Mary Jo Paloranta doesn’t just speak. She smiles. She laughs. She scurries from person to person, teasing, praising, sharing a quick joke.
In short, she doesn’t just exist. She lives. And on Tuesday, she urged a group of Emporia women to do the same. From her lapel flashed a pin from her husband with the same message: “Nobody Does It Better.”
“He had it made for me because he thought it was an important thing for me to start thinking about myself,” she told about 45 women at the morning session of the 12th annual Women’s Symposium. “If you don’t believe how good you are, how are you going to convince anyone else?”
“Surviving is cool,” she added. “You didn’t die. But I want to talk about growing and prospering.”
This is the second time Paloranta has spoken at the symposium, held each year by the Emporia Area Chamber of Commerce and Convention and Visitors’ Bureau. This year’s theme, “Thriving or Just Surviving” was hit repeatedly by both Paloranta and the day’s other speaker, life coach Julia McBride.
McBride recently moved to Matfield Green from Chicago. It took her exactly one summer to realize that gardening worked by different rules in Kansas — a pea plant that would have thrived in June in Chicago produced only three or four peas at her new home.
“I ate them, but that’s not how that pea plant was meant to be,” she said. “You have to plant yourself, fertilize yourself, develop, thrive.”
McBride called for a definition of “survive” and got several: getting by, running on empty, hanging on. Thriving goes beyond that, she said, to living with enthusiasm. A thriving life, McBride said, is successful, growing, healthy, even creative.
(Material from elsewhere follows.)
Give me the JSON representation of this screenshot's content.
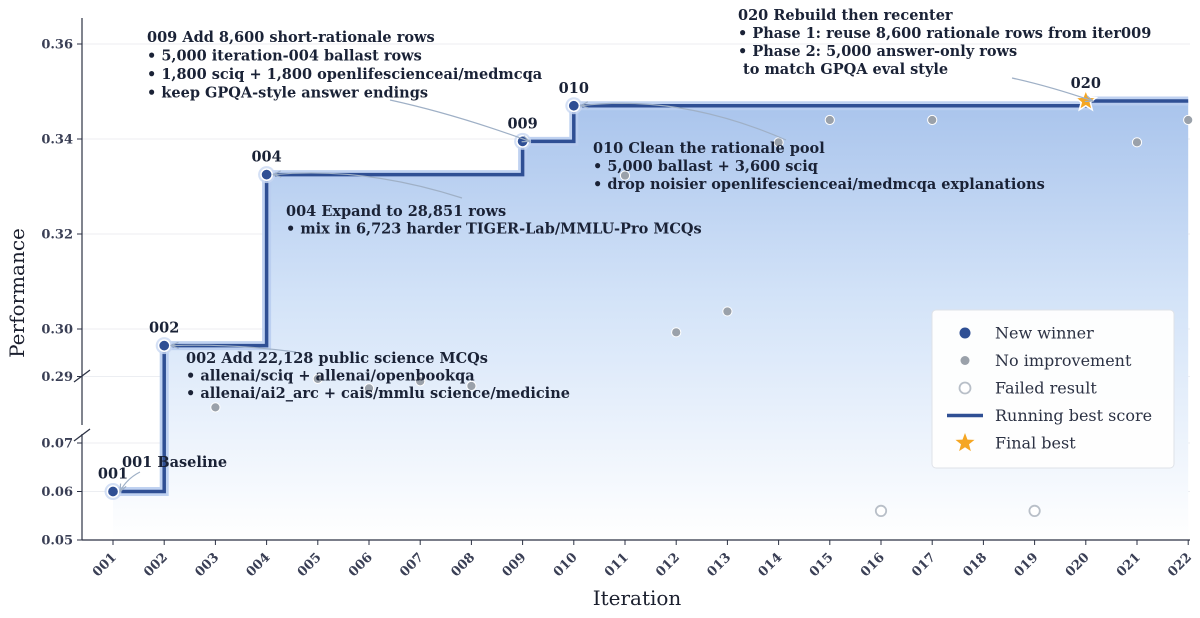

All of that can be reached a little at a time, she said. Working with the audience, she suggested several small things that could be done to grow in body, mind and spirit, from taking short walks to taking five minutes of quiet time each day. Pick something, she told the audience and try it until Thanksgiving.
“It’s not an exaggeration for me to say every person in this room is a shining light in the lamp of God’s love,” she said. “We can do great things. But we can’t do it if we’re exhausted, depressed, in survival mode.”
Paloranta, who last visited Emporia in 2001, focused specifically on the workplace and how to work with passion and pride.
“Do you remember the day you were hired?” she said. “I had to go to two interviews and I thought they’d better make up their mind — I only have two nice outfits!”
When the job offer came, Paloranta said, she got so excited that she forgot to ask how much it paid.
“That day, I didn’t care,” she said. “Two thoughts went through my mind: ‘They ... they need me’ and ‘I’m good.’”
“Somebody picked you,” she went on. “Somebody saw something in you, whether it was three months or 30 years ago.”
Thrivers, she said, don’t just keep up with changes or study the opportunities — they take the chances, lead the changes and look to the future as a possibility instead of a threat.
They also remember to show consideration for others, Paloranta said. An apathetic or hostile clerk at a cash register can ruin an entire day. But when she got a “Ms. Paloranta, thank you for depositing with us” from a drive-through teller, it made her day.
“The deposit was teeny-weeny,” she said. “But it made me feel huge.”